Gündelik hayatımızın bir parçası olan ürünlerin hikayesi ne kadar uzaklardan geliyor? Bir giyim ürünü ya da bir gıda maddesi, farkında olmadan küresel bir sistemin parçası olarak soframıza ya da gardırobumuza ulaşıyor. Bu sistemin temelleri yüzyıllar öncesine dayanıyor ve hâlâ, doğa ve insan sümürüsünden besleniyor.
Tarihten bir örnekle başlayalım: Cecil Rhodes, 19. yüzyılın sömürgeci liderlerinden biri olarak, şu sözleriyle zamanın ekonomik modelini tanımlar: “Kolayca hammadde elde edeceğimiz yeni ülkeler bulmamız ve bu ülkelerin kaynaklarını sömürmemiz gerek. Aynı zamanda fabrikalarımızda ürettiğimiz fazlalıkları, bu sömürgeler için çöplüğe dönüştürebiliriz.” Rhodes’un çizdiği bu model, şimdi farklı adlarla ve yeni görüntülerle yaşamaya devam ediyor.
Bugün küresel ekonominin %1’lik en üst kesimi, doğanın kaynaklarını gasp etmeye, insan emeğini ucuzlatmaya ve ürettiği fazlalığı tüketime zorlama politikasına dayanıyor. Dünya Bankası’nın 2023 raporuna göre, dünyada her yıl 92 milyar ton hammadde tüketiliyor ve bu oranın 2050 yılına kadar iki katına çıkması bekleniyor. Ancak kaynaklar sınırlı ve bu model—çok açık bir şekilde—tükeniyor.
İşçi emeğinin ucuzlatılması da ayrı bir krizi beraberinde getiriyor. Bugün, tekstil sektöründe çalışan 75 milyon işçinin büyük bir kısmı asgari üretin altında yaşıyor. Bu işçiler hem ucuz iş gücü olarak kullanılıyor hem de tüketim pazarının bir parçası haline getiriliyor. Doğa da benzer bir şekilde sömürülüyor: Son 50 yılda, dünya genelindeki ormanların %17’si yok oldu. Bu kayıplar sadece bitki örtüsü için değil, aynı zamanda biyolojik çeşitliliğin de %68 oranında azalmasına yol açtı.

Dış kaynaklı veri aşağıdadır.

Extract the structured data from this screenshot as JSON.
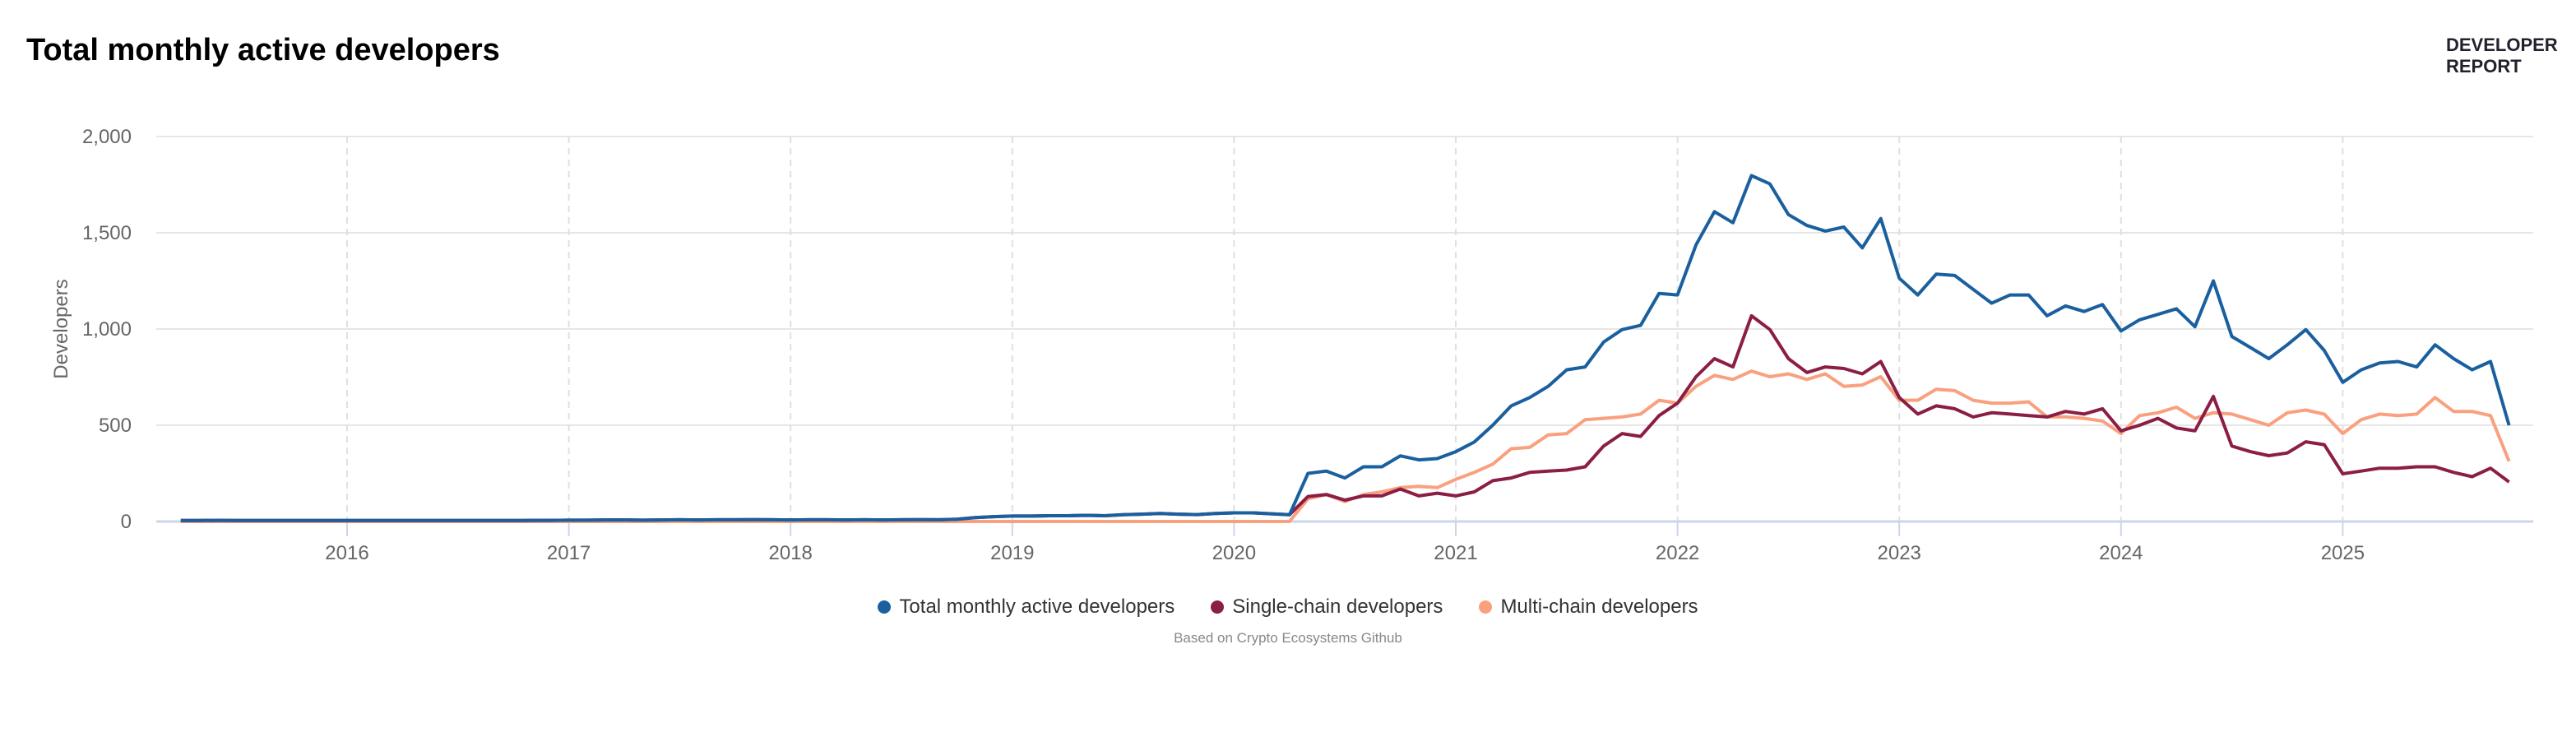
{
  "header": {
    "title": "Total monthly active developers",
    "brand_line1": "DEVELOPER",
    "brand_line2": "REPORT"
  },
  "caption": "Based on Crypto Ecosystems Github",
  "chart_data": {
    "type": "line",
    "title": "Total monthly active developers",
    "ylabel": "Developers",
    "xlabel": "",
    "ylim": [
      0,
      2000
    ],
    "yticks": [
      "0",
      "500",
      "1,000",
      "1,500",
      "2,000"
    ],
    "ytick_values": [
      0,
      500,
      1000,
      1500,
      2000
    ],
    "xticks": [
      "2016",
      "2017",
      "2018",
      "2019",
      "2020",
      "2021",
      "2022",
      "2023",
      "2024",
      "2025"
    ],
    "grid": true,
    "legend": "bottom-center",
    "x": [
      "2015-04",
      "2015-05",
      "2015-06",
      "2015-07",
      "2015-08",
      "2015-09",
      "2015-10",
      "2015-11",
      "2015-12",
      "2016-01",
      "2016-02",
      "2016-03",
      "2016-04",
      "2016-05",
      "2016-06",
      "2016-07",
      "2016-08",
      "2016-09",
      "2016-10",
      "2016-11",
      "2016-12",
      "2017-01",
      "2017-02",
      "2017-03",
      "2017-04",
      "2017-05",
      "2017-06",
      "2017-07",
      "2017-08",
      "2017-09",
      "2017-10",
      "2017-11",
      "2017-12",
      "2018-01",
      "2018-02",
      "2018-03",
      "2018-04",
      "2018-05",
      "2018-06",
      "2018-07",
      "2018-08",
      "2018-09",
      "2018-10",
      "2018-11",
      "2018-12",
      "2019-01",
      "2019-02",
      "2019-03",
      "2019-04",
      "2019-05",
      "2019-06",
      "2019-07",
      "2019-08",
      "2019-09",
      "2019-10",
      "2019-11",
      "2019-12",
      "2020-01",
      "2020-02",
      "2020-03",
      "2020-04",
      "2020-05",
      "2020-06",
      "2020-07",
      "2020-08",
      "2020-09",
      "2020-10",
      "2020-11",
      "2020-12",
      "2021-01",
      "2021-02",
      "2021-03",
      "2021-04",
      "2021-05",
      "2021-06",
      "2021-07",
      "2021-08",
      "2021-09",
      "2021-10",
      "2021-11",
      "2021-12",
      "2022-01",
      "2022-02",
      "2022-03",
      "2022-04",
      "2022-05",
      "2022-06",
      "2022-07",
      "2022-08",
      "2022-09",
      "2022-10",
      "2022-11",
      "2022-12",
      "2023-01",
      "2023-02",
      "2023-03",
      "2023-04",
      "2023-05",
      "2023-06",
      "2023-07",
      "2023-08",
      "2023-09",
      "2023-10",
      "2023-11",
      "2023-12",
      "2024-01",
      "2024-02",
      "2024-03",
      "2024-04",
      "2024-05",
      "2024-06",
      "2024-07",
      "2024-08",
      "2024-09",
      "2024-10",
      "2024-11",
      "2024-12",
      "2025-01",
      "2025-02",
      "2025-03",
      "2025-04",
      "2025-05",
      "2025-06",
      "2025-07",
      "2025-08",
      "2025-09",
      "2025-10"
    ],
    "series": [
      {
        "name": "Total monthly active developers",
        "color": "#1a5f9e",
        "values": [
          5,
          5,
          6,
          5,
          5,
          5,
          5,
          5,
          5,
          5,
          5,
          5,
          5,
          5,
          5,
          5,
          5,
          5,
          5,
          6,
          6,
          7,
          7,
          8,
          8,
          7,
          8,
          9,
          8,
          9,
          9,
          10,
          9,
          8,
          9,
          9,
          8,
          9,
          8,
          9,
          10,
          9,
          12,
          20,
          25,
          28,
          28,
          30,
          30,
          32,
          30,
          35,
          38,
          42,
          38,
          36,
          42,
          45,
          45,
          40,
          35,
          250,
          262,
          226,
          284,
          284,
          341,
          320,
          327,
          363,
          413,
          500,
          601,
          644,
          702,
          788,
          803,
          932,
          997,
          1019,
          1185,
          1177,
          1437,
          1610,
          1552,
          1797,
          1754,
          1595,
          1538,
          1509,
          1530,
          1422,
          1574,
          1264,
          1177,
          1285,
          1278,
          1206,
          1134,
          1177,
          1177,
          1069,
          1120,
          1091,
          1127,
          990,
          1048,
          1076,
          1105,
          1012,
          1250,
          961,
          904,
          846,
          918,
          997,
          889,
          723,
          788,
          824,
          831,
          803,
          918,
          846,
          788,
          831,
          500
        ]
      },
      {
        "name": "Single-chain developers",
        "color": "#8b1e45",
        "values": [
          5,
          5,
          6,
          5,
          5,
          5,
          5,
          5,
          5,
          5,
          5,
          5,
          5,
          5,
          5,
          5,
          5,
          5,
          5,
          6,
          6,
          7,
          7,
          8,
          8,
          7,
          8,
          9,
          8,
          9,
          9,
          10,
          9,
          8,
          9,
          9,
          8,
          9,
          8,
          9,
          10,
          9,
          12,
          20,
          25,
          28,
          28,
          30,
          30,
          32,
          30,
          35,
          38,
          42,
          38,
          36,
          42,
          45,
          45,
          40,
          35,
          130,
          140,
          111,
          133,
          133,
          169,
          133,
          147,
          133,
          154,
          212,
          226,
          255,
          262,
          267,
          284,
          392,
          457,
          442,
          550,
          615,
          752,
          846,
          803,
          1069,
          997,
          846,
          774,
          803,
          795,
          767,
          831,
          644,
          558,
          601,
          586,
          543,
          565,
          558,
          550,
          543,
          572,
          558,
          586,
          471,
          500,
          536,
          486,
          471,
          650,
          392,
          363,
          342,
          356,
          414,
          399,
          248,
          262,
          277,
          277,
          284,
          284,
          255,
          233,
          277,
          205
        ]
      },
      {
        "name": "Multi-chain developers",
        "color": "#f9a07f",
        "values": [
          0,
          0,
          0,
          0,
          0,
          0,
          0,
          0,
          0,
          0,
          0,
          0,
          0,
          0,
          0,
          0,
          0,
          0,
          0,
          0,
          0,
          0,
          0,
          0,
          0,
          0,
          0,
          0,
          0,
          0,
          0,
          0,
          0,
          0,
          0,
          0,
          0,
          0,
          0,
          0,
          0,
          0,
          0,
          0,
          0,
          0,
          0,
          0,
          0,
          0,
          0,
          0,
          0,
          0,
          0,
          0,
          0,
          0,
          0,
          0,
          0,
          118,
          140,
          104,
          140,
          154,
          176,
          183,
          176,
          219,
          255,
          298,
          378,
          385,
          450,
          457,
          529,
          536,
          543,
          558,
          630,
          615,
          702,
          759,
          738,
          781,
          752,
          767,
          738,
          767,
          702,
          709,
          752,
          630,
          630,
          687,
          680,
          630,
          615,
          615,
          622,
          543,
          543,
          536,
          522,
          457,
          550,
          565,
          594,
          536,
          565,
          558,
          529,
          500,
          565,
          579,
          558,
          457,
          529,
          558,
          550,
          558,
          644,
          572,
          572,
          550,
          313
        ]
      }
    ]
  }
}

Peki, çözüm nedir? Sömürü ekonomisinin bu çarkı kırılabilir mi? Giderek daha fazla bilim insanı ve ekonomi uzmanı, sürdürülebilir bir modele geçişin gerekliliğini savunuyor. Örneğin, döngüsel ekonomi, atıkları minimuma indirerek kaynak kullanımını optimize etmeyi hedefliyor. Avrupa Birliği, 2030’a kadar döngüsel ekonomi stratejisini tamamen benimsemeyi ve bu sayede kaynak kullanımını %50 oranında azaltmayı hedefliyor.
Bireysel düzeyde ise, tüketim alışkanlıklarını sorgulamak çok önemli. Daha az ama kaliteli ürün tüketmek, yerel kaynakları desteklemek ve doğa dostu alternatiflere yönelmek, bu dönüşümde bireylerin üstlenebileceği rollerdir.
İşte bu noktada bir dönemecin eşiğindeyiz. Doğa ve insan emeği üzerinden yürütülen bu modelin ötesine geçilmezse, üretim ve tüketim döngüsü bir gün tamamen duracak. Bu sadece ekonomi için değil, insanlığın geleceği için de kaçınılmaz bir yol ayrımı.
Dünya, doğadan aldığı borcu geri ödemeye hazır mı? Cevap, hem bireylerin hem de toplumsal yapıların bu farkındalığa ulaşmasına bağlı.